Workflow
--------

Jamie's workflow looks much like a standard machine learning workflow with
training a model to detect the positive job class and using that to predict
classification of new jobs. In addition, Jamie can also scrape new data and
import it into a local MongoDB.

.. figure:: workflow.svg

   Workflow pipeline


In the following *positive class job* refers to the job that we are trying to
identify from the pool of jobs. Currently, Jamie supports identification of
Research Software Engineer (RSE) jobs but can be easily extended to support
other job types.

Each of the pipeline stages can be run using ``jamie <stage>``. Some of the
stages accept optional parameters. By default the pipeline will run on the
latest snapshots; see below for more details of how snapshots are organised.

**scrape**
   This is the first stage, in which data is scraped from the
   https://jobs.ac.uk website and stored in a folder.
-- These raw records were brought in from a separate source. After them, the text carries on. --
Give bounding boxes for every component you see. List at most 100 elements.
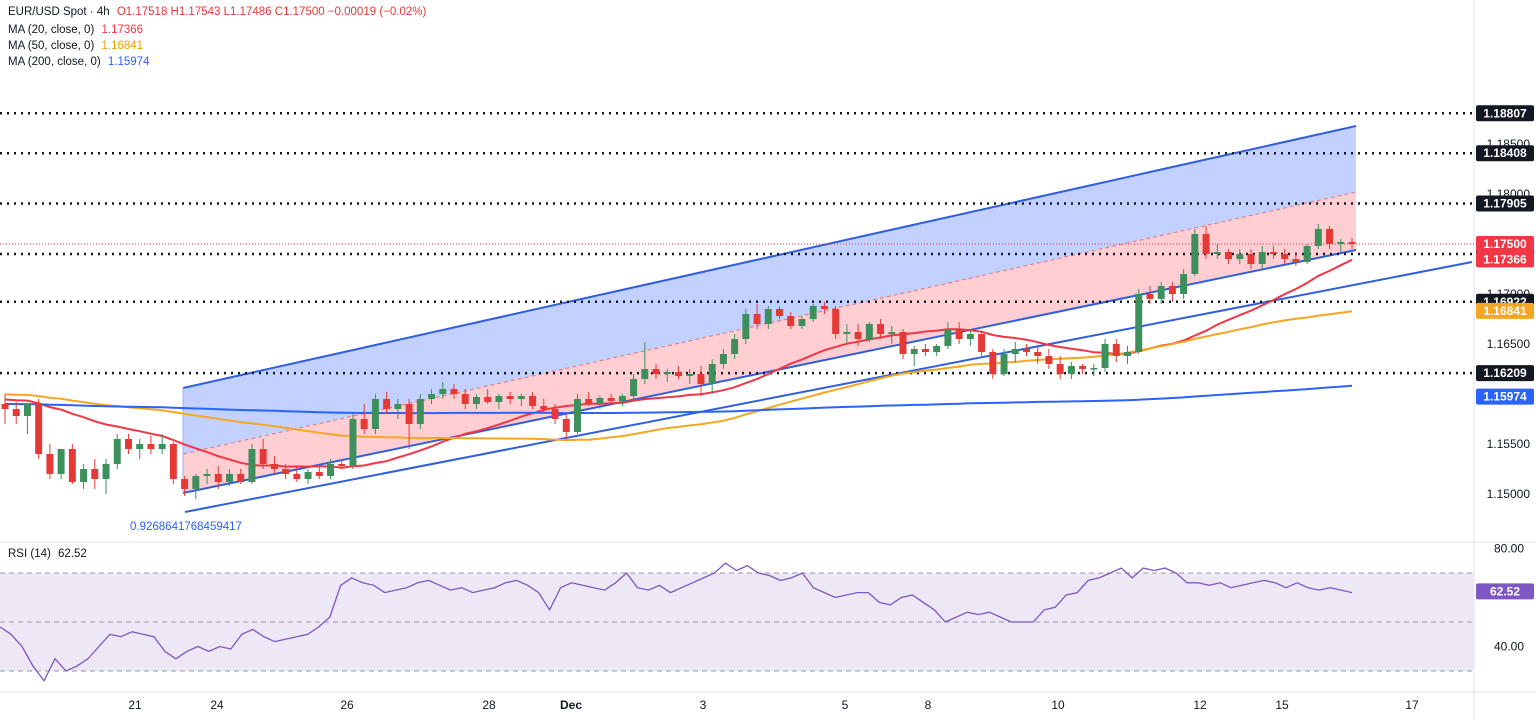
candle-body-21 (237, 474, 245, 482)
y-tick-label-3: 1.16500 (1487, 337, 1531, 351)
candle-body-46 (517, 396, 525, 399)
candle-body-90 (1011, 349, 1019, 354)
candle-body-44 (495, 396, 503, 402)
rsi-legend-value: 62.52 (58, 548, 87, 560)
candle-body-51 (573, 399, 581, 432)
candle-body-68 (764, 309, 772, 324)
fib-level-label: 0.9268641768459417 (130, 521, 242, 533)
candle-body-97 (1090, 368, 1098, 370)
candle-body-106 (1191, 234, 1199, 274)
rsi-line (0, 562, 1353, 683)
candle-body-24 (270, 464, 278, 469)
x-tick-label-6: 5 (842, 698, 849, 712)
legend-symbol: EUR/USD Spot · 4h (8, 6, 110, 18)
candle-body-70 (787, 316, 795, 326)
candle-body-77 (865, 324, 873, 339)
candle-body-9 (102, 464, 110, 479)
candle-body-23 (259, 449, 267, 464)
candle-body-49 (551, 409, 559, 419)
rsi-tag-bg (1476, 583, 1534, 600)
candle-body-14 (158, 444, 166, 449)
candle-body-95 (1067, 366, 1075, 374)
candle-body-114 (1281, 254, 1289, 259)
candle-body-93 (1045, 356, 1053, 364)
candle-body-99 (1112, 344, 1120, 356)
level-tag-label-5: 1.16209 (1483, 366, 1527, 380)
y-tick-label-1: 1.15500 (1487, 437, 1531, 451)
candle-body-22 (248, 449, 256, 482)
x-tick-label-2: 26 (340, 698, 354, 712)
x-tick-label-3: 28 (482, 698, 496, 712)
rsi-legend: RSI (14) 62.52 (8, 548, 87, 560)
candle-body-31 (349, 419, 357, 466)
candle-body-57 (641, 369, 649, 379)
channel-lower-fill (183, 192, 1356, 493)
candle-body-34 (383, 399, 391, 409)
candle-body-76 (854, 332, 862, 339)
x-tick-label-5: 3 (700, 698, 707, 712)
price-tag-bg-0 (1476, 236, 1534, 252)
price-tag-bg-1 (1476, 251, 1534, 268)
legend-ma50-value: 1.16841 (101, 40, 144, 52)
level-tag-label-1: 1.18408 (1483, 146, 1527, 160)
price-tag-label-3: 1.15974 (1483, 390, 1527, 404)
candle-body-61 (686, 374, 694, 376)
candle-body-38 (428, 394, 436, 399)
candle-body-103 (1157, 286, 1165, 299)
legend-ma50-row: MA (50, close, 0) 1.16841 (8, 38, 143, 54)
candle-body-28 (315, 472, 323, 476)
candle-body-36 (405, 404, 413, 424)
x-tick-label-8: 10 (1051, 698, 1065, 712)
candle-body-19 (214, 474, 222, 482)
candle-body-6 (68, 449, 76, 482)
candle-body-111 (1247, 254, 1255, 264)
candle-body-52 (585, 399, 593, 404)
candle-body-27 (304, 472, 312, 479)
x-tick-label-10: 15 (1275, 698, 1289, 712)
candle-body-113 (1269, 252, 1277, 254)
candle-body-108 (1213, 252, 1221, 254)
candle-body-83 (933, 346, 941, 352)
candle-body-107 (1202, 234, 1210, 254)
legend-ma20-value: 1.17366 (101, 24, 144, 36)
candle-body-18 (203, 474, 211, 476)
candle-body-43 (484, 397, 492, 402)
x-tick-label-1: 24 (210, 698, 224, 712)
legend-ma200-row: MA (200, close, 0) 1.15974 (8, 54, 149, 70)
legend-ohlc: O1.17518 H1.17543 L1.17486 C1.17500 −0.0… (116, 6, 427, 18)
rsi-y-tick-0: 80.00 (1494, 542, 1524, 556)
rsi-tag-label: 62.52 (1490, 584, 1520, 598)
candle-body-115 (1292, 259, 1300, 262)
channel-mid-line (182, 191, 1357, 455)
candle-body-47 (529, 396, 537, 406)
price-tag-bg-3 (1476, 388, 1534, 405)
candle-body-87 (978, 334, 986, 352)
x-tick-label-4: Dec (560, 698, 582, 712)
level-tag-bg-5 (1476, 365, 1534, 382)
candle-body-84 (944, 329, 952, 346)
candle-body-42 (472, 397, 480, 404)
candle-body-33 (371, 399, 379, 429)
level-tag-bg-1 (1476, 145, 1534, 162)
candle-body-69 (776, 309, 784, 316)
level-tag-bg-0 (1476, 105, 1534, 122)
candle-body-8 (91, 469, 99, 479)
candle-body-3 (35, 404, 43, 454)
candle-body-35 (394, 404, 402, 409)
candle-body-56 (630, 379, 638, 396)
legend-ma20-label: MA (20, close, 0) (8, 24, 95, 36)
candle-body-86 (966, 334, 974, 339)
candle-body-89 (1000, 354, 1008, 374)
candle-body-73 (820, 306, 828, 309)
candle-body-50 (562, 419, 570, 432)
candle-body-116 (1303, 246, 1311, 262)
candle-body-59 (663, 372, 671, 374)
candle-body-13 (147, 444, 155, 449)
candle-body-0 (1, 404, 9, 409)
candle-body-110 (1236, 254, 1244, 259)
candle-body-25 (282, 469, 290, 474)
legend-ma200-label: MA (200, close, 0) (8, 56, 101, 68)
candle-body-64 (719, 354, 727, 364)
candle-body-48 (540, 406, 548, 409)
The storage location can
   be configured by setting the ``scrape.folder`` configuration.

**load** [--dry-run]
   Loads scraped data into a local MongoDB instance. Optional argument dry-run
   does not load data into database, just shows warnings about missing attributes.

**train**
   Trains models using the training set snapshot specified.
   Options can be specified in order, or by using hyphenated options (so *snapshot* corresponds to ``--snapshot <name>``. Options:

   * *snapshot*: Which training snapshot to use
   * *features*: Which feature set to use (default "rse")
   * *models*: Specify a comma separated list of models. If not specified,
     runs all models.
   * *prediction-field*: Which column in the training set to use as the label for classification (default "aggregate_tags")
   * *oversampling*: Whether to use oversampling, default True
   * *scoring*: Scoring method to use, default "precision" which is the F1 score

**predict** [*snapshot*]
   Predicts using trained models on dataset stored in MongoDB. Optional snapshot parameter specifies model snapshot to use.

**report** [*snapshot*]
   Generates reports showing various graphs about proportion, mean salary of
   the positive class job. Optional snapshot parameter specifies prediction
   snapshot to use.

In addition to the pipeline commands we also have the following commands

**features**
   List possible feature sets (for use in **train**)

**snapshots**
   List the various kinds of snapshots, takes a parameter, one of
   training, models, predictions or reports.

**version**
   Shows application version information

Configuration
=============

Jamie stores its configuration file by default in
``~/.config/jamie/config.json`` where ``~`` refers to your home folder. The
configuration file can be edited manually, or you can use the ``jamie config``
command to read and set values.

To set a value::

    jamie config <configname> <value>

To read a value::

    jamie config <configname>

The most common parameter that you *may* need to change is the
``common.snapshots`` configuration value. This specifies the location where the
snapshots involved in the workflow are stored. By default this is the folder
where you cloned the Github repository.

Snapshots
=========

Except scrape and load, the other stages in the Jamie workflow use snapshots.
Snapshots allow you to test the pipeline reproducibly. The training set
snapshot is done manually at the moment by naming a file ``training_set.csv``
under ``snapshots/training``. In the training phase, we specify a particular
training snapshot to use and the trained models are stored in
``snapshots/models``. Each snapshot corresponds to a folder under
``snapshots/snapshot_type`` where snapshot_type is one of the applicable snapshot
types.

Each prediction run corresponds to a particular model snapshot (which, in turn,
was built from a particular training snapshot). As prediction pulls data from
MongoDB, each prediction snapshot can be different even if it uses the same
model snapshot.

In the case of reports, each report *does* correspond to a single prediction
snapshot, as reports are just visualisation of the prediction data.

Snapshot folder names are formatted according to the ISO standard:
``YYYY-MM-DDTHH-MM-SS``.

Example
=======

In the following ``$`` denotes the Terminal prompt, which shouldn't be typed.

1. Download some jobs::

    $ jamie scrape

2. Load them into local MongoDB::

    $ jamie load

3. Create the training snapshots folder underneath the common snapshots folder
   (configuration ``common.snapshots``::

    $ mkdir -p snapshots/training
    $ cp /path/to/training_set.csv snapshots/training/<date>

4. Train the model::

    $ jamie train  # Latest snapshot by default

    # If you wanted to use a specific snapshot
    $ jamie train <snapshot>

5. The previous command will create model snapshots in ``snapshots/models``. You
   can now use these snapshots to make predictions::

    $ jamie predict

   This will save the prediction snapshot under ``snapshots/predictions``.

6. Generate report corresponding to the prediction snapshot::

    $ jamie report

7. The report snapshot will be created in ``snapshots/reports``. The snapshot
   contains an ``index.html`` file which can be opened in a browser. The entire
   folder can be copied to a web server for easier access as well.